Wednesday 24 May 2023

'the world in which these dreams made sense is long gone...' (not to 'get ahead of himself')

'we were indeed angry, and this anger motivated us to make this film, particularly when we found out that there’s a huge number of unaccompanied minors who disappear. no one seems to worry about it. that absolutely has to change.’ - luc dardenne, london film festival.

the characters in the dardennes brothers' films are all trying to 'drop back in' to regain a toehold in society - whether keeping that job or establishing a relationship. joshua craze's article in NLR sidecar argues these efforts are doomed - that world of work, that solidarity between people, is simply gone, living on only as habit.

horsemouth really only knows rosetta (girl rats out another employee to take their job - this is already more realistic than 9/10th of other social dramas) and two days and one night (woman fights to keep her shit job assembling solar panels literally having to beg her co-workers). 

this complaint - that work is ending, that solidarity is ending, of social breakdown - is a familiar one. it is (curiously) the world of noir - a grim war of each against all. 

granted the world can be grim and people's efforts to keep a toehold in it often fail but solidarity and empathy are not entirely gone (otherwise there would be no drama in these situations, these films - we simply wouldn't care). 

and there would be no political point in the lesson taught (even as the films avoid the teaching of a simple lesson). there would be no getting angry, the film would not get made, and it would have no (imagined) effect on the plight of young asylum seekers.

horsemouth is interested to find out the dardennes made documentaries on labour struggles and factory workers 'back in the day'. 

horsemouth is writing this in the afternoon of what is now 'the day before'. he's trying not to write too much of it (not to get 'ahead of himself'). he likes to imagine these posts being read. to imagine specific people reading them. 
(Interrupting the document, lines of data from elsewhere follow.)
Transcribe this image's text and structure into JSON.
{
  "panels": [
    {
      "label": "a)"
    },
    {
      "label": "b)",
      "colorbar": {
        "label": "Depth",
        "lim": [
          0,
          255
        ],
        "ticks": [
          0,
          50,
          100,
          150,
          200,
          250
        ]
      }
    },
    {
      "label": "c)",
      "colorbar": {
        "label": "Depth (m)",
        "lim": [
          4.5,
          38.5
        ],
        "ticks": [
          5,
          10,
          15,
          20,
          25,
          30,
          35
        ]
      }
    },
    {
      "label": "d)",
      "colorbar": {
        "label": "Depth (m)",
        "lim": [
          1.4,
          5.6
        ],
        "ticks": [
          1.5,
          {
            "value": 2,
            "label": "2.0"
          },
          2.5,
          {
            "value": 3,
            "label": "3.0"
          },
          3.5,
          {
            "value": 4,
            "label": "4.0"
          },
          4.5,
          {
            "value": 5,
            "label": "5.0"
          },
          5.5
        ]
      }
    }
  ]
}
horsemouth now makes notes in his 'page a day' diary. 

yesterday he attempted to keep a media diary of all he watched and read. he's reading a lot of the daily torygraph, this would have you believe that trans rights is everywhere, the banking system is about to collapse and that every house will soon be fitted with an airsource heat pump by a socialist conservative government hell bent on reducing carbon emissions to net zero in defiance of climate skepticism. 

horsemouth is just off to feed the chickens. he's back in a few minutes. there he's back. 

'didn't I buy you a really nice note book once.' prompted TG.

horsemouth replied 'you did indeed (but now it is full).'

farewell then dominic raab (retires at next election on a majority of a mere 2,700) 'I am not a bully.' that was your catchphrase. because of course you wouldn't quit immediately, of course you'd run that 82k a year salary right out to the end

today another meeting (hopefully some progress).